As these social transformations occurred, the Catholic Church was changing in unanticipated ways. In 1965, the recommendations of Vatican Council II introduced far-reaching changes in many aspects of church and liturgical affairs.  The result was confusion among the laity and inconsistency in guidance by the clergy. At a time when societal trends required a strong religious response, Catholics, as a whole, did not have the knowledge or conviction to stand apart from the trends of the masses. By 1970, it was estimated that two-thirds of Catholic women in America were using contraceptives. Clearly, the Catholic Church was not in a position to fight the secular and irreligious forces shaping America.

In the last half century, the nation has continued to become more irreligious. There has been a progressive assault on the public display and acknowledgement of religion, a movement to impose secular norms on religiously-based organizations and activities, and a growth in social practices and political action that is antithetical to Christian beliefs. Marriage, the family, and even life itself have been degraded.

A radical feminism spread rapidly throughout the country in the late 1960s and early 1970s, whose effect, among others, was to devalue the roles of men and women in marriage. California passed a law that legalized no-fault divorce, paving the way for other states to follow suit. This transformed the marriage bond from a life-long covenant into a civil agreement for material security. In 2004, the Supreme Judicial Court of Massachusetts legalized homosexual marriages.  Other states are doing likewise.

With the emphasis in marriage on individual satisfaction, there was no reason why pregnancy should hinder personal desires. In 1973, the Supreme Court ruled in Roe v. Wade that women had a constitutional right to abortion, a procedure that has been allowed even to the partial birth of a full-term infant.  Since the ruling, some 50 million children have been killed.

These changes have occurred with minimal resistance from Christians, even though they form the majority of the United States population. Too many Christians have accepted the notion that religion is a private matter, isolating their religious beliefs so that they do not impose on their behavior in the secular world.

The movement to make God irrelevant in national life must be reversed or America as we know it will cease to exist. The road to a revitalized public morality is not a return to the past, but to developing a doctrine of the modern world based on Christian principles.

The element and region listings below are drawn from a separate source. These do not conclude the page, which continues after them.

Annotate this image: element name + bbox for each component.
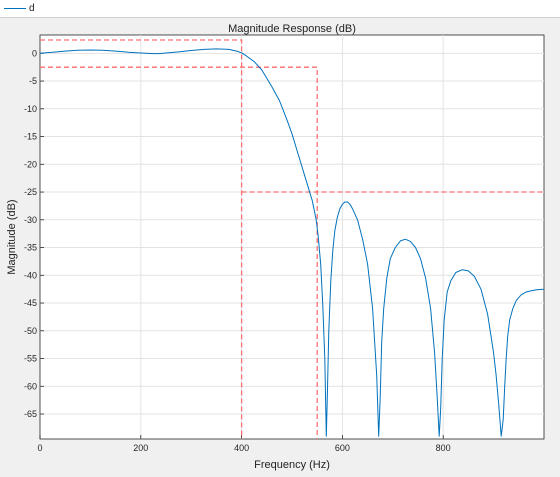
y-axis-label: Magnitude (dB): [6, 199, 18, 274]
legend-label: d: [29, 2, 35, 14]
series-lines: [39, 48, 545, 437]
plot-area[interactable]: [39, 34, 545, 440]
y-tick-label: -60: [24, 381, 37, 391]
y-tick-label: -35: [24, 243, 37, 253]
x-axis-label: Frequency (Hz): [254, 459, 330, 471]
legend-entry-d[interactable]: d: [4, 1, 35, 15]
mask-passband-upper: [40, 39, 243, 439]
x-tick-label: 0: [37, 443, 42, 453]
mask-passband-lower: [40, 66, 318, 439]
y-tick-label: -30: [24, 215, 37, 225]
chart-title: Magnitude Response (dB): [228, 23, 356, 35]
y-tick-label: -25: [24, 187, 37, 197]
y-tick-label: -65: [24, 409, 37, 419]
y-tick-label: -20: [24, 159, 37, 169]
series-line-d[interactable]: [39, 48, 545, 437]
grid-lines: [40, 35, 544, 439]
x-tick-label: 800: [436, 443, 451, 453]
y-tick-label: -5: [29, 76, 37, 86]
y-axis-ticks: 0 -5 -10 -15 -20 -25 -30 -35 -40 -45 -50 -55 -60 -65: [24, 48, 44, 419]
x-tick-label: 400: [234, 443, 249, 453]
y-tick-label: -15: [24, 132, 37, 142]
magnitude-response-figure: Magnitude Response (dB) 0 200 400 600 800 0 -…: [6, 23, 545, 471]
legend-line-swatch: [4, 7, 26, 9]
y-tick-label: -45: [24, 298, 37, 308]
legend-bar: d: [0, 0, 560, 18]
y-tick-label: -40: [24, 270, 37, 280]
x-tick-label: 600: [335, 443, 350, 453]
y-tick-label: 0: [32, 48, 37, 58]
spec-mask-lines: [40, 39, 544, 439]
y-tick-label: -55: [24, 354, 37, 364]
y-tick-label: -50: [24, 326, 37, 336]
y-tick-label: -10: [24, 104, 37, 114]
x-axis-ticks: 0 200 400 600 800: [37, 435, 451, 453]
x-tick-label: 200: [133, 443, 148, 453]
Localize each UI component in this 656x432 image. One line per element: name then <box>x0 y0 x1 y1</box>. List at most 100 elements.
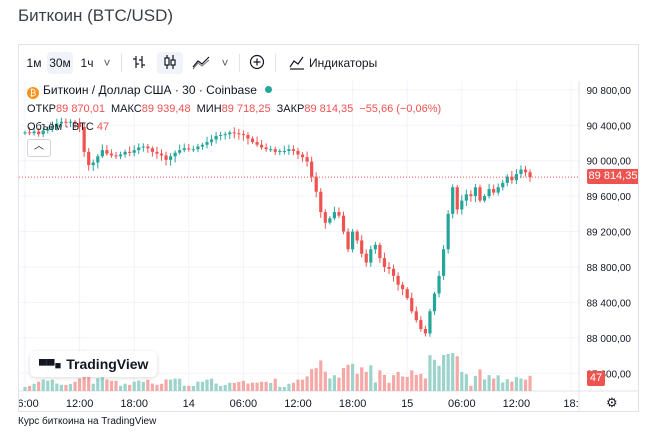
candle-body <box>173 152 177 157</box>
tradingview-logo[interactable]: ▀▀■ TradingView <box>30 351 158 377</box>
change-value: −55,66 (−0,06%) <box>359 103 442 115</box>
bitcoin-coin-icon: ₿ <box>27 87 39 99</box>
volume-bar <box>287 383 291 391</box>
volume-bar <box>118 385 123 391</box>
volume-bar <box>273 378 277 391</box>
interval-30m-button[interactable]: 30м <box>47 52 73 74</box>
volume-bar <box>473 375 478 391</box>
toolbar-divider <box>275 54 276 72</box>
candle-body <box>323 212 327 223</box>
open-value: 89 870,01 <box>56 103 105 115</box>
last-volume-tag: 47 <box>587 371 605 386</box>
volume-bar <box>132 381 136 391</box>
volume-bar <box>337 377 341 391</box>
volume-bar <box>300 379 305 391</box>
candle-body <box>473 187 478 197</box>
bar-chart-style-icon[interactable] <box>127 52 151 74</box>
candle-body <box>437 275 441 294</box>
symbol-title: Биткоин / Доллар США · 30 · Coinbase <box>43 83 257 97</box>
candle-body <box>310 161 314 177</box>
volume-bar <box>255 382 259 391</box>
indicators-button[interactable]: Индикаторы <box>285 52 385 74</box>
area-chart-style-icon[interactable] <box>189 52 213 74</box>
candle-body <box>123 151 127 155</box>
candle-body <box>255 142 259 145</box>
volume-bar <box>114 380 118 391</box>
collapse-legend-button[interactable]: ︿ <box>27 139 51 157</box>
volume-bar <box>41 379 45 391</box>
candle-body <box>178 150 182 153</box>
volume-bar <box>187 385 191 391</box>
volume-bar <box>269 383 273 391</box>
interval-chevron-icon[interactable]: ˅ <box>103 56 111 70</box>
volume-bar <box>78 378 82 391</box>
volume-bar <box>332 375 336 391</box>
volume-bar <box>37 381 41 391</box>
volume-bar <box>50 379 54 391</box>
candle-body <box>50 127 54 129</box>
volume-bar <box>460 371 464 391</box>
candle-body <box>264 147 268 150</box>
candle-body <box>260 144 264 148</box>
price-chart[interactable]: 87 600,00 88 000,00 88 400,00 88 800,00 89 2… <box>19 81 639 411</box>
candle-body <box>91 162 95 166</box>
candle-body <box>360 240 364 254</box>
interval-1m-button[interactable]: 1м <box>26 56 42 70</box>
candle-body <box>241 134 245 136</box>
add-compare-icon[interactable] <box>245 52 269 74</box>
volume-bar <box>437 365 441 391</box>
volume-bar <box>260 381 264 391</box>
candle-body <box>155 151 159 154</box>
volume-bar <box>23 386 27 391</box>
candle-body <box>442 249 446 276</box>
candle-body <box>482 196 487 201</box>
volume-bar <box>319 360 323 391</box>
volume-bar <box>223 384 227 391</box>
volume-bar <box>209 378 214 391</box>
volume-bar <box>59 384 63 391</box>
candle-body <box>314 176 318 192</box>
candle-body <box>214 135 218 140</box>
close-label: ЗАКР <box>276 103 305 115</box>
candle-body <box>128 151 132 153</box>
candle-body <box>419 320 423 329</box>
candle-body <box>23 132 27 134</box>
volume-bar <box>55 383 59 391</box>
volume-bar <box>451 353 455 391</box>
interval-1h-button[interactable]: 1ч <box>80 56 94 70</box>
high-value: 89 939,48 <box>141 103 191 115</box>
candle-body <box>146 146 150 149</box>
volume-bar <box>310 369 314 391</box>
volume-bar <box>401 376 405 391</box>
volume-bar <box>446 354 450 391</box>
candle-body <box>332 212 336 219</box>
volume-bar <box>205 379 209 391</box>
volume-bar <box>432 359 437 391</box>
candlestick-style-icon[interactable] <box>157 52 183 74</box>
candle-body <box>287 149 291 151</box>
volume-bar <box>155 384 159 391</box>
volume-bar <box>182 385 186 391</box>
y-tick-label: 89 200,00 <box>587 228 632 239</box>
x-tick-label: 06:00 <box>230 398 258 410</box>
candle-body <box>496 187 500 193</box>
volume-bar <box>469 385 473 391</box>
volume-bar <box>32 383 36 391</box>
candle-body <box>432 293 437 312</box>
chart-style-chevron-icon[interactable]: ˅ <box>221 56 229 70</box>
chart-settings-icon[interactable]: ⚙ <box>606 395 618 410</box>
volume-bar <box>391 375 396 391</box>
volume-bar <box>419 373 423 391</box>
volume-bar <box>369 365 373 391</box>
volume-bar <box>137 380 141 391</box>
candle-body <box>64 121 68 123</box>
volume-bar <box>278 386 282 391</box>
volume-bar <box>173 378 177 391</box>
volume-bar <box>410 370 414 391</box>
volume-bar <box>442 355 446 391</box>
candle-body <box>246 135 250 139</box>
volume-bar <box>455 356 459 391</box>
candle-body <box>164 155 168 160</box>
volume-bar <box>305 376 309 391</box>
candle-body <box>423 329 427 334</box>
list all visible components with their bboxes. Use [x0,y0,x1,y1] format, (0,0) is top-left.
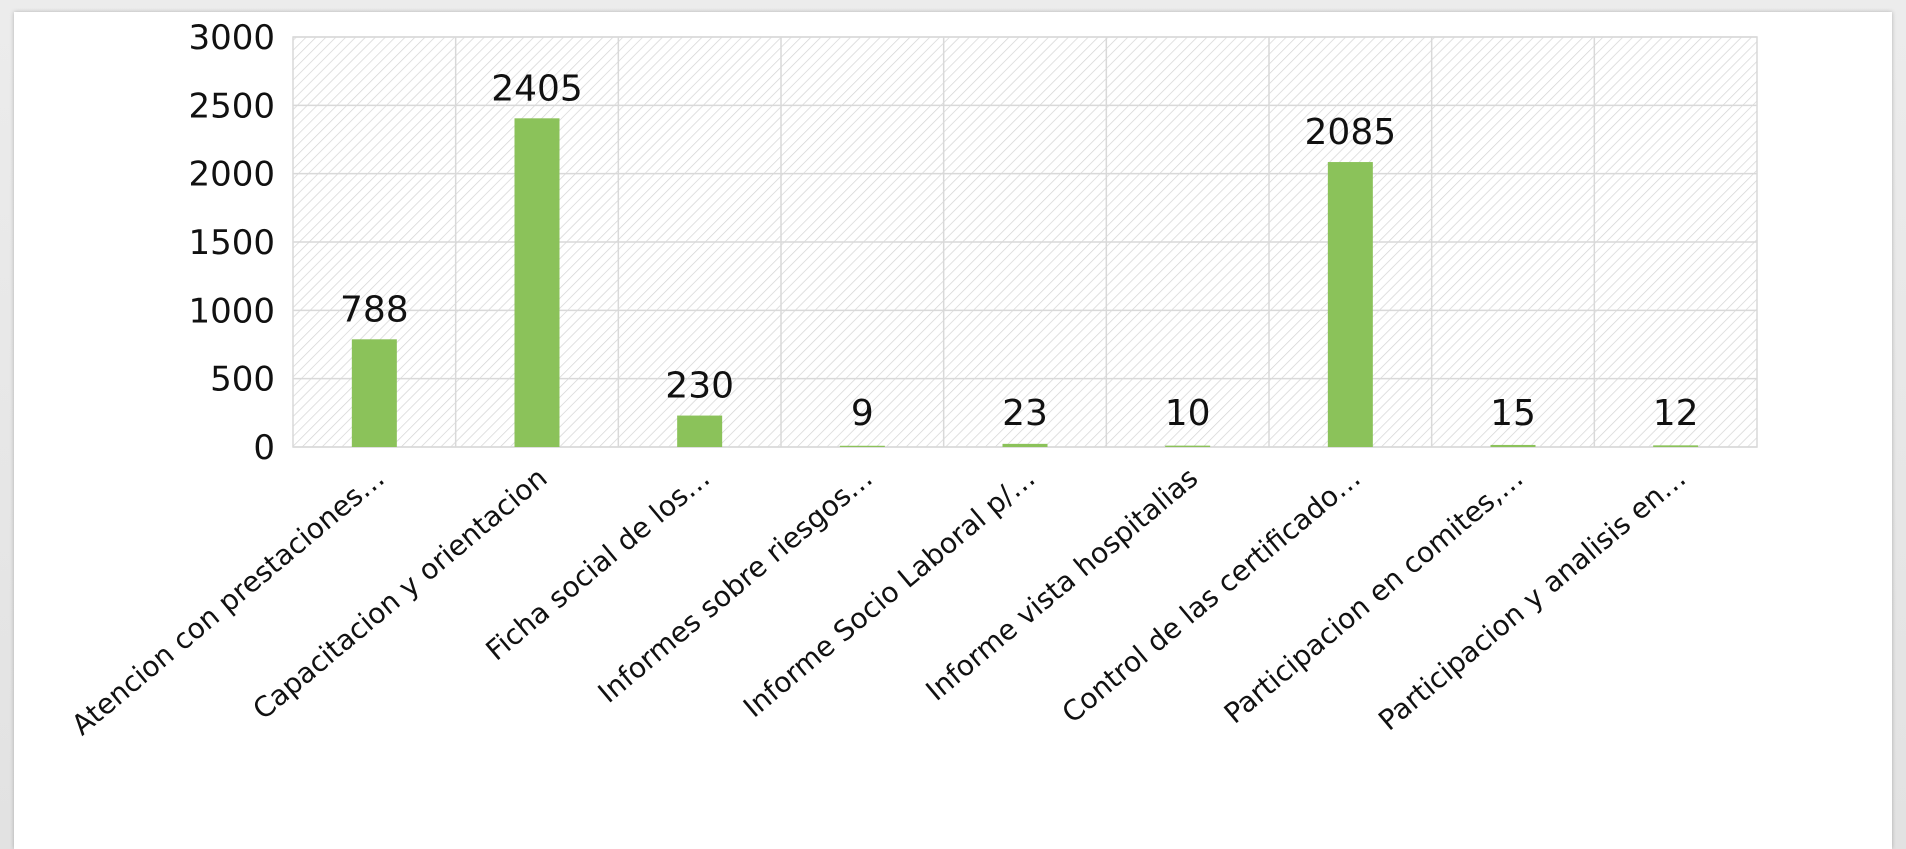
bar [1653,445,1699,447]
x-category-label: Informes sobre riesgos… [592,461,879,709]
bar [1490,444,1536,447]
bar-chart: 788 2405 230 9 23 10 2085 15 12 0 500 1000 1500 2000… [65,18,1758,742]
y-tick-label: 1500 [188,223,275,263]
x-category-label: Participacion en comites,… [1218,461,1530,730]
bar [1327,162,1373,448]
data-label: 2405 [491,68,583,109]
y-tick-label: 0 [253,428,275,468]
y-tick-label: 3000 [188,18,275,58]
data-label: 788 [340,289,409,330]
y-tick-label: 1000 [188,291,275,331]
bars [351,118,1699,448]
x-category-label: Participacion y analisis en… [1372,461,1692,737]
bar [1002,443,1048,447]
data-label: 15 [1490,393,1536,434]
y-tick-label: 500 [210,360,275,400]
bar [839,445,885,447]
bar [677,415,723,447]
slide: 788 2405 230 9 23 10 2085 15 12 0 500 1000 1500 2000… [14,12,1892,849]
y-axis: 0 500 1000 1500 2000 2500 3000 [188,18,275,468]
data-label: 23 [1002,393,1048,434]
data-label: 12 [1653,393,1699,434]
data-label: 10 [1165,393,1211,434]
data-labels: 788 2405 230 9 23 10 2085 15 12 [340,68,1699,434]
bar [1165,445,1211,447]
data-label: 230 [665,366,734,407]
x-category-label: Informe Socio Laboral p/… [737,461,1041,724]
bar [351,339,397,447]
x-category-label: Atencion con prestaciones… [65,461,391,742]
x-category-label: Control de las certificado… [1056,461,1367,730]
x-axis: Atencion con prestaciones…Capacitacion y… [65,461,1692,742]
data-label: 9 [851,393,874,434]
x-category-label: Capacitacion y orientacion [247,461,554,726]
bar [514,118,560,448]
data-label: 2085 [1305,112,1397,153]
x-category-label: Informe vista hospitalias [920,461,1205,707]
y-tick-label: 2000 [188,155,275,195]
y-tick-label: 2500 [188,86,275,126]
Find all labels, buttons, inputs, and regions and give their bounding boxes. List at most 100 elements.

While clergy and laity must speak out on public issues that violate Christian teaching, much more must be done. Far-reaching changes are called for in the institutions, laws, and activities of existing society. It will take a stupendous effort to bring about the spiritual and moral revitalization needed to order the collective temperament of the nation in accordance with a Christian understanding of life.  If it is not done, however, our faith, as well as that of our children and their descendents, will be at risk. Although the task is daunting, we are not alone–God is on our side.

-Lawrence P. Grayson is a visiting scholar for the School of Philosophy at The Catholic University of America.